Like many women who are too loud, I’ve spent a lifetime overcompensating. Proving my worth. Seeking permission. Even saying “I’m a chef” makes me uncomfortable – despite having spent more than two decades in kitchens. When I wear whites, men squirm. When I assert myself, the room shifts – and I know it doesn’t shift that way for them.
Food and music have always mirrored each other for me: the kitchen and the music studio are both driven by the same hunger for rhythm, improvisation and creativity. Both are visceral spaces where women are still asked to prove they belong, to soften their edges, temper their ambition and be palatable. My favourite women chefs and women musicians share an instinctive refusal to do so. They cook and play from the gut, embracing emotion and intuition as strengths rather than flaws. In both worlds, women aren’t just mastering their craft, but constantly pushing to make themselves heard.
Which brings me to my new YouTube series, Messy Lunch. A show where I get to interview the musicians I love – those with decades of experience, cultural authority and sharp minds. Just like the chefs who have influenced and inspired me – Angela Hartnett, Clare Smyth or April Bloomfield – these are the women musicians who have shaped who I am. British singer-songwriter and my soul sister Rose Dougall; Kate Clover, a firecracker in the LA Punk scene; rock duo the Nova Twins.

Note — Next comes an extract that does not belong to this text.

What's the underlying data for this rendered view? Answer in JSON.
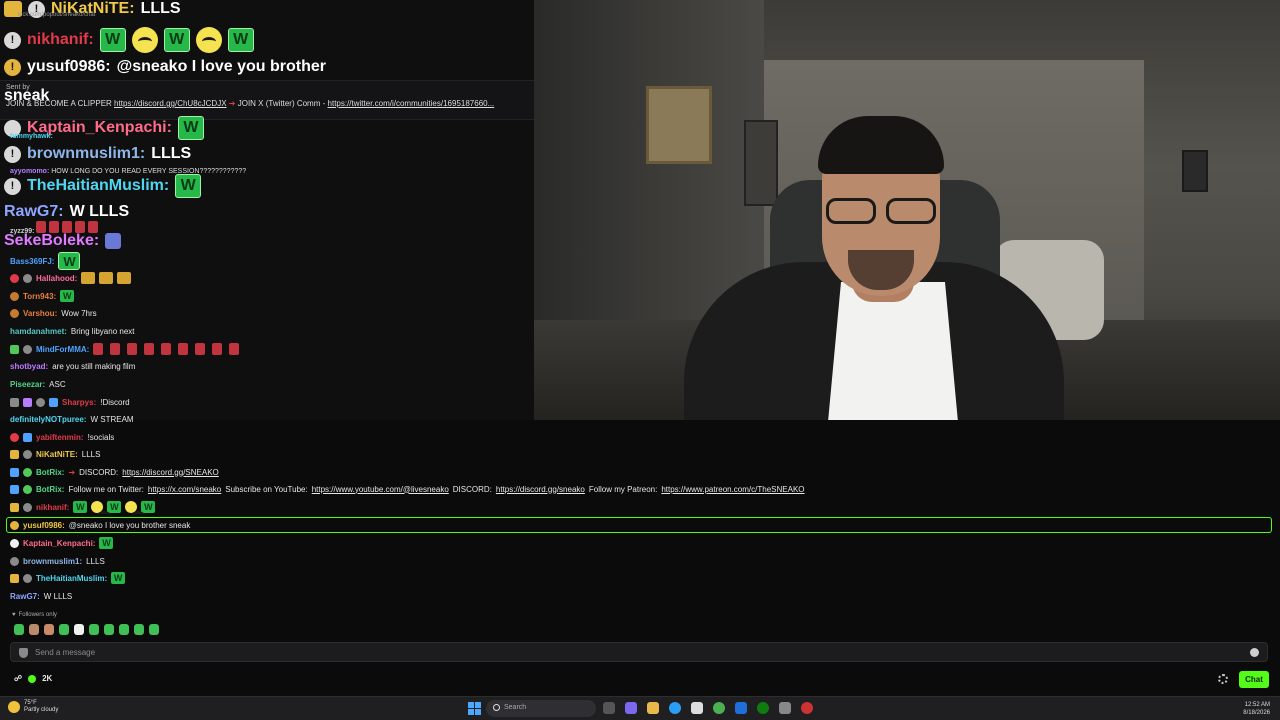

The women I surround myself with now are talented, beautiful, funny and complicated. We macerate together. We compare notes. We make each other feel normal again in bodies often ruled by hormones and inside systems that seem determined to drag us backwards.
In an age of wellness, relentless optimisation and performative discipline, messiness can start to feel like a personal failure. We’re surrounded by images of control: sculpted bodies, ritualised routines, women who appear to manage everything without spilling a thing. Against that backdrop, being messy can feel like falling short, when it can actually be a place to thrive, to learn about yourself and from your mistakes. Being messy? It’s honest. And I wouldn’t change it.